Goose Game Logic built with JDK 11.0.12.
The logic of this game is the same than the original goose board game, with the exception that when users play their first turn and the value of their dice thrown is 9, being the thrown values of dice 3 and 6, they move to square 23 instead of 26.
Rules were extracted from Spanish Goose Game Wikipedia page, consulted between June and July of 2023.
As the game has different kind of Square whose behavior defers depending on their specific kind, it was decided to create an abstract Square class whose abstract method landedOn is implemented in their children:
- BridgeSquare
- BronzeSquare
- DiceSquare
- GooseSquare
- InnSquare
- LabyrinthSquare
- JailSquare
- RegularSquare
- SkullSquare
Tradeoffs of this decision:
- Implementing new children of Square does not break existing children and they can reuse existing functionality already built in Board
UML class diagram:
Board is the information expert of squares.

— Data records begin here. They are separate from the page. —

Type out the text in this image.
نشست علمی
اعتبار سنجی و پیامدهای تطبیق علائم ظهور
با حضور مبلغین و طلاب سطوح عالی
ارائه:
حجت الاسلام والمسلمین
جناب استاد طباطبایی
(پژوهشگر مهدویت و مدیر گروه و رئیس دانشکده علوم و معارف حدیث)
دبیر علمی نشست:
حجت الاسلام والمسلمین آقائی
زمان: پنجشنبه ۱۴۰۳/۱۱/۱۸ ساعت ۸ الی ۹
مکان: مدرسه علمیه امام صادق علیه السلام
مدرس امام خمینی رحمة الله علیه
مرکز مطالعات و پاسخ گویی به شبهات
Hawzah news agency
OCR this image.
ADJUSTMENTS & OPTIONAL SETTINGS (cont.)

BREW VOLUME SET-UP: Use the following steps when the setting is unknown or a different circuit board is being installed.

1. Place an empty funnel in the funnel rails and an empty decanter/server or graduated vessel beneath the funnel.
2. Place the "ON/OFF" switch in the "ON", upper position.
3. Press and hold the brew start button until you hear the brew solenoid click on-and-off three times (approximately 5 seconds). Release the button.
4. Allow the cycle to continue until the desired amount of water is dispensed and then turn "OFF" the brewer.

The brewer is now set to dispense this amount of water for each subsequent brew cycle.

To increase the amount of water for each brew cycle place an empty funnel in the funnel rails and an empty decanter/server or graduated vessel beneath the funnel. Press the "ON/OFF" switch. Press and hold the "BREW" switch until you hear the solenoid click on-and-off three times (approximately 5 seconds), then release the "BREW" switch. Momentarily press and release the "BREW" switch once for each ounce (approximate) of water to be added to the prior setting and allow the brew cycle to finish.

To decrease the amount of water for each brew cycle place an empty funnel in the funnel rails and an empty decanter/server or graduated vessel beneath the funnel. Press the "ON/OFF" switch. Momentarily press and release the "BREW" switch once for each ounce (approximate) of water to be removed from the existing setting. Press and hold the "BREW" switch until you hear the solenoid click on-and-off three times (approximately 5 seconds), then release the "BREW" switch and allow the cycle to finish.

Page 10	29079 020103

It is responsible of:
- knowing how many squares there are,
- knowing in which squares players are located, and
- performing the corresponding operations during the game
So, though squares own a different behavior depending on its kind, this behavior is performed by Board, actually. Board acts here as a mediator while squares are participants.
Tradeoffs of this decision:
- Too much functionality in Board class can lead to the so-called God class antipattern.
DiceModel is a simple class providing methods for rolling and getting value.
DiceService provides methods for:
- get the value of 1 dice rolled
- get the value of 2 dice rolled
- get the value of 2 dice rolled with a different return values in these cases:
- dice values are 3 and 6
- dice values are 4 and 5
DiceServiceSingleton gives the only instance of DiceService needed in execution time.
Tradeoffs of this decision:
- If new functionality is needed as for dice, it is only necessary to implement in DiceService not breaking existing uses of it
UML class diagram:
As players' behavior varies depending on its state, the behavior is delegated to its state.
So, what players do during their turn depends on:
- It is player's 1st turn
- It is a regular turn with 2 dice
- Player is in a square from which (s)he must use 1 dice
- Player cannot play in x number of turns
Tradeoffs of this decision:
- 1 new state needs change in various places, but it protects existing player use from being broken
UML class diagram:
System is designed so that once game is over, no more actions are allowed unless a new game is initiated.
So, Board object acts differently when game is running from when is over. State pattern was implemented to avoid checking if the game is over before every single turn (Tell-Don't-Ask).
Tradeoffs of this decision:
- 1 additionally class that does nothing: GameOverState
- 1 less computational step in every single turn played
UML class diagram:
This decision might be an example of over-engineering. Anyway, the reasoning of its implementation is to hide complex code by providing methods with more intuitive names.
For instance,
PlayerStateHandler.setNoTurnsState(player, turnsNumber);
is more intuitive than:
player.setPlayerState(new PlayerNoTurnsState(player, turnsNumber));
Tradeoffs of this decision:
- Adds an additional layer that:
- reduce performance, and
- reduce complexity
This is the way to enclose all the game logic in a simple class that provides a few methods to run all the game:
- initGame(playersNumber)
- playNextTurn
Tradeoffs of this decision:
- Clients using it are protected from changes in it, as if something changes in game logic, clients using it do not need to be modified
UML class diagram:
This class is out of the game logic. It is just an example of console application acting as client that consume GooseGameLogicFacade.